Zarabeth pulled her thoughts to the present. She tried to keep her voice from shaking as she answered. “I am well.”

Egan straightened, holding the plaid closed with one tight fist. “Good. I’ll tell the landlord to get ye breakfast.”

Before he could turn away, Zarabeth asked quickly. “Where are we?”

Egan paused, scowling and impatient. “An inn up the coast from Ullapool. Closest thing I could find—couldn’t risk dragging ye all the way back to Castle MacDonald with you that wet and cold.”

Zarabeth shivered again but only from the bewildering memories of the wreck. “We are even then, you and I. I rescued you from a ditch, and you pulled me from the sea.”

Egan’s brows raised the slightest bit. “No, lass, you and I will never be even.” He swung around to the fire, lifting another log onto it one-handed, his hips moving against the plaid.

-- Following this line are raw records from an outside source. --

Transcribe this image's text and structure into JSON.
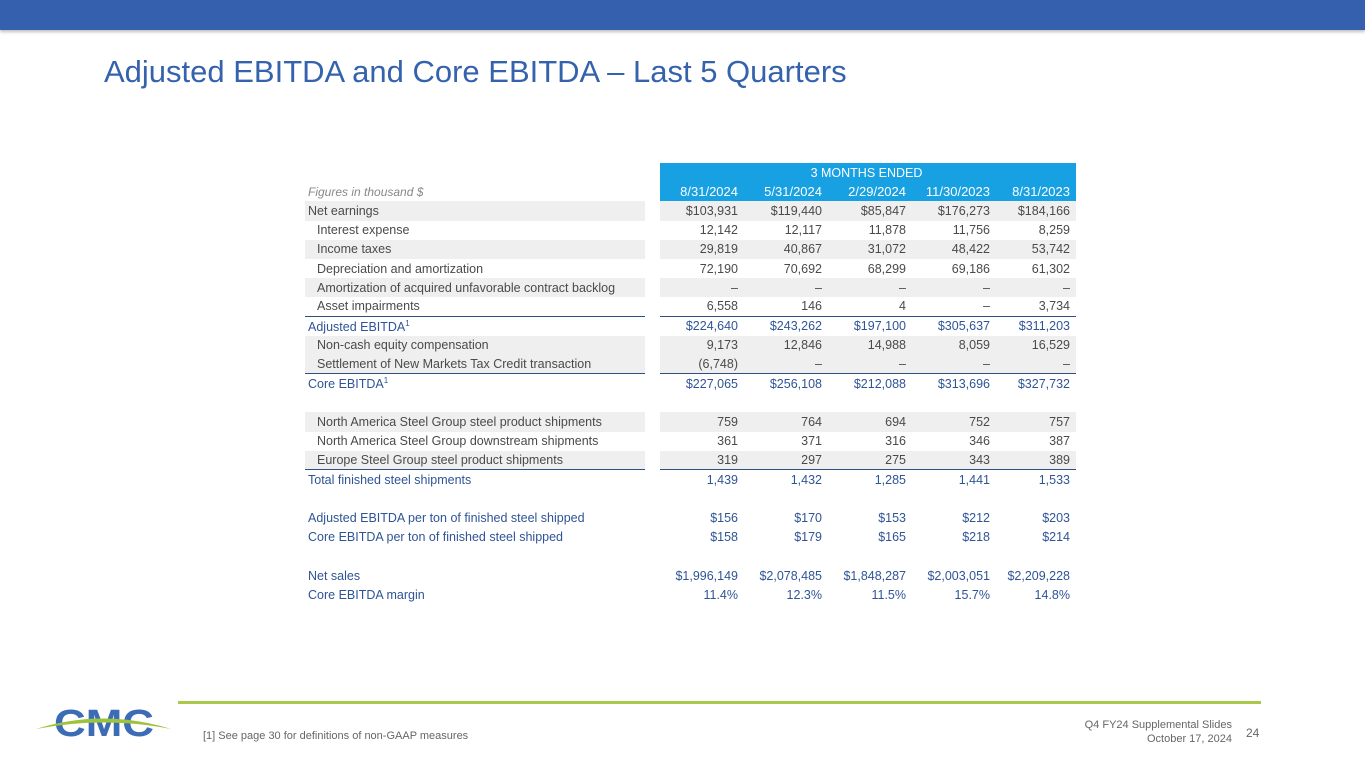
{
  "header": {
    "title": "Adjusted EBITDA and Core EBITDA – Last 5 Quarters"
  },
  "table": {
    "group_header": "3 MONTHS ENDED",
    "units_label": "Figures in thousand $",
    "columns": [
      "8/31/2024",
      "5/31/2024",
      "2/29/2024",
      "11/30/2023",
      "8/31/2023"
    ],
    "rows": [
      {
        "label": "Net earnings",
        "values": [
          "$103,931",
          "$119,440",
          "$85,847",
          "$176,273",
          "$184,166"
        ]
      },
      {
        "label": "Interest expense",
        "values": [
          "12,142",
          "12,117",
          "11,878",
          "11,756",
          "8,259"
        ]
      },
      {
        "label": "Income taxes",
        "values": [
          "29,819",
          "40,867",
          "31,072",
          "48,422",
          "53,742"
        ]
      },
      {
        "label": "Depreciation and amortization",
        "values": [
          "72,190",
          "70,692",
          "68,299",
          "69,186",
          "61,302"
        ]
      },
      {
        "label": "Amortization of acquired unfavorable contract backlog",
        "values": [
          "–",
          "–",
          "–",
          "–",
          "–"
        ]
      },
      {
        "label": "Asset impairments",
        "values": [
          "6,558",
          "146",
          "4",
          "–",
          "3,734"
        ]
      },
      {
        "label": "Adjusted EBITDA",
        "sup": "1",
        "values": [
          "$224,640",
          "$243,262",
          "$197,100",
          "$305,637",
          "$311,203"
        ]
      },
      {
        "label": "Non-cash equity compensation",
        "values": [
          "9,173",
          "12,846",
          "14,988",
          "8,059",
          "16,529"
        ]
      },
      {
        "label": "Settlement of New Markets Tax Credit transaction",
        "values": [
          "(6,748)",
          "–",
          "–",
          "–",
          "–"
        ]
      },
      {
        "label": "Core EBITDA",
        "sup": "1",
        "values": [
          "$227,065",
          "$256,108",
          "$212,088",
          "$313,696",
          "$327,732"
        ]
      },
      {
        "label": "North America Steel Group steel product shipments",
        "values": [
          "759",
          "764",
          "694",
          "752",
          "757"
        ]
      },
      {
        "label": "North America Steel Group downstream shipments",
        "values": [
          "361",
          "371",
          "316",
          "346",
          "387"
        ]
      },
      {
        "label": "Europe Steel Group steel product shipments",
        "values": [
          "319",
          "297",
          "275",
          "343",
          "389"
        ]
      },
      {
        "label": "Total finished steel shipments",
        "values": [
          "1,439",
          "1,432",
          "1,285",
          "1,441",
          "1,533"
        ]
      },
      {
        "label": "Adjusted EBITDA per ton of finished steel shipped",
        "values": [
          "$156",
          "$170",
          "$153",
          "$212",
          "$203"
        ]
      },
      {
        "label": "Core EBITDA per ton of finished steel shipped",
        "values": [
          "$158",
          "$179",
          "$165",
          "$218",
          "$214"
        ]
      },
      {
        "label": "Net sales",
        "values": [
          "$1,996,149",
          "$2,078,485",
          "$1,848,287",
          "$2,003,051",
          "$2,209,228"
        ]
      },
      {
        "label": "Core EBITDA margin",
        "values": [
          "11.4%",
          "12.3%",
          "11.5%",
          "15.7%",
          "14.8%"
        ]
      }
    ]
  },
  "footer": {
    "note": "[1] See page 30 for definitions of non-GAAP measures",
    "deck": "Q4 FY24 Supplemental Slides",
    "date": "October 17, 2024",
    "page": "24",
    "logo_text": "CMC"
  },
  "colors": {
    "brand_blue": "#3460ae",
    "header_cyan": "#17a1e3",
    "accent_green": "#a9c94b"
  }
}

What did he mean by that flat statement? Zarabeth studied him, but she could sense nothing of his thoughts, as usual. Egan was the only man she’d ever loved, and the only man she couldn’t read.

“How did you find me?” she asked him.

“I heard ye calling out,” Egan said as he stirred the fire to new life. “Even over the storm, I heard ye calling from the rocks below. Good thing I did. I climbed down, and there ye were, clinging to the Devil’s Teeth, fainted dead away.”

Egan turned from the fire, snatched a much-wrinkled gown from a clothes rack where it had been drying, and tossed it onto the bed. “Dress yourself, and I’ll have them bring a meal to ye.”

Egan took up a large linen shirt and woolen stockings from the bottom of the bed without loosening his grip on the tartan. “Keep warm,” he admonished. Then he banged out the door and was gone.

Zarabeth sank down into the bed, hugging her knees to her chest. A few tears leaked from her eyes, and she quickly wiped them away. She’d grown too accustomed to being constantly watched to let her emotions show. So many people watched her for so many different reasons.

One thought in her jumbled mind stood out from the rest. Egan had said he’d heard Zarabeth call out, but she hadn’t, not in words. She’d been too exhausted to shout for help with her voice, needing all her strength to hold on to the rock.

She’d only called out with her mind, and Egan had heard her.